ÉPITRE XV. A ALGAROTTI.a
Aimable rejeton de l'antique Ausonie,
En qui l'on reconnaît tout le brillant génie,
L'urbanité, le goût de ces esprits ornés
Que Rome produisit en ses temps fortunés,
D'où vient, Algarotti, que l'homme né caustique
Jusque sur ses amis se permet la critique?

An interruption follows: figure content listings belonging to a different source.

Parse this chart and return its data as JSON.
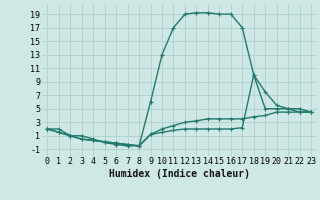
{
  "xlabel": "Humidex (Indice chaleur)",
  "background_color": "#cde8e5",
  "grid_color": "#aed0cc",
  "line_color": "#1e7a6e",
  "xlim": [
    -0.5,
    23.5
  ],
  "ylim": [
    -2.0,
    20.5
  ],
  "xticks": [
    0,
    1,
    2,
    3,
    4,
    5,
    6,
    7,
    8,
    9,
    10,
    11,
    12,
    13,
    14,
    15,
    16,
    17,
    18,
    19,
    20,
    21,
    22,
    23
  ],
  "yticks": [
    -1,
    1,
    3,
    5,
    7,
    9,
    11,
    13,
    15,
    17,
    19
  ],
  "line1_x": [
    0,
    1,
    2,
    3,
    4,
    5,
    6,
    7,
    8,
    9,
    10,
    11,
    12,
    13,
    14,
    15,
    16,
    17,
    18,
    19,
    20,
    21,
    22,
    23
  ],
  "line1_y": [
    2,
    2,
    1,
    1,
    0.5,
    0,
    -0.3,
    -0.5,
    -0.5,
    6,
    13,
    17,
    19,
    19.2,
    19.2,
    19,
    19,
    17,
    10,
    5,
    5,
    5,
    5,
    4.5
  ],
  "line2_x": [
    0,
    1,
    2,
    3,
    4,
    5,
    6,
    7,
    8,
    9,
    10,
    11,
    12,
    13,
    14,
    15,
    16,
    17,
    18,
    19,
    20,
    21,
    22,
    23
  ],
  "line2_y": [
    2,
    1.5,
    1,
    0.5,
    0.3,
    0.1,
    -0.1,
    -0.3,
    -0.5,
    1.2,
    1.5,
    1.8,
    2.0,
    2.0,
    2.0,
    2.0,
    2.0,
    2.2,
    10,
    7.5,
    5.5,
    5,
    4.5,
    4.5
  ],
  "line3_x": [
    0,
    1,
    2,
    3,
    4,
    5,
    6,
    7,
    8,
    9,
    10,
    11,
    12,
    13,
    14,
    15,
    16,
    17,
    18,
    19,
    20,
    21,
    22,
    23
  ],
  "line3_y": [
    2,
    1.5,
    1,
    0.5,
    0.3,
    0.1,
    -0.1,
    -0.3,
    -0.5,
    1.2,
    2.0,
    2.5,
    3.0,
    3.2,
    3.5,
    3.5,
    3.5,
    3.5,
    3.8,
    4.0,
    4.5,
    4.5,
    4.5,
    4.5
  ],
  "marker": "+",
  "markersize": 3.5,
  "linewidth": 1.0,
  "xlabel_fontsize": 7,
  "tick_fontsize": 6
}
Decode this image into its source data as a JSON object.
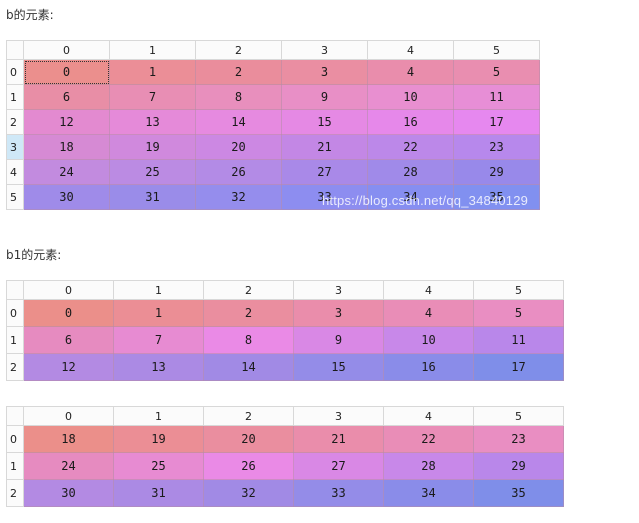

Qu'à trouver des défauts occupant sa raison,
Au nectar de l'éloge il mêle du poison?
N'est-ce point l'amour-propre, ingénieux protée,
Qui, prenant de l'esprit la figure empruntée,
Des mœurs, du ridicule et des défauts d'autrui
Élève un monument qu'il érige pour lui?
Ou serait-ce qu'un dieu dont nous sommes l'ouvrage
Eût empreint dans nos cœurs une secrète image
Qui, retraçant les traits de la perfection,
Nous fait juger d'autrui par la comparaison?
Cherchons moins d'arguments pour pallier un vice
Que forma l'amour-propre au sein de la malice;
Un courtisan adroit condamne ses rivaux,
D'une main complaisante il flatte ses défauts;
a Le comte François Algarotti, né à Venise le 11 décembre 1712. mourut à Pise le 3 mai 1764. Voyez t. VI, p. 250, et ci-dessus, p. 75.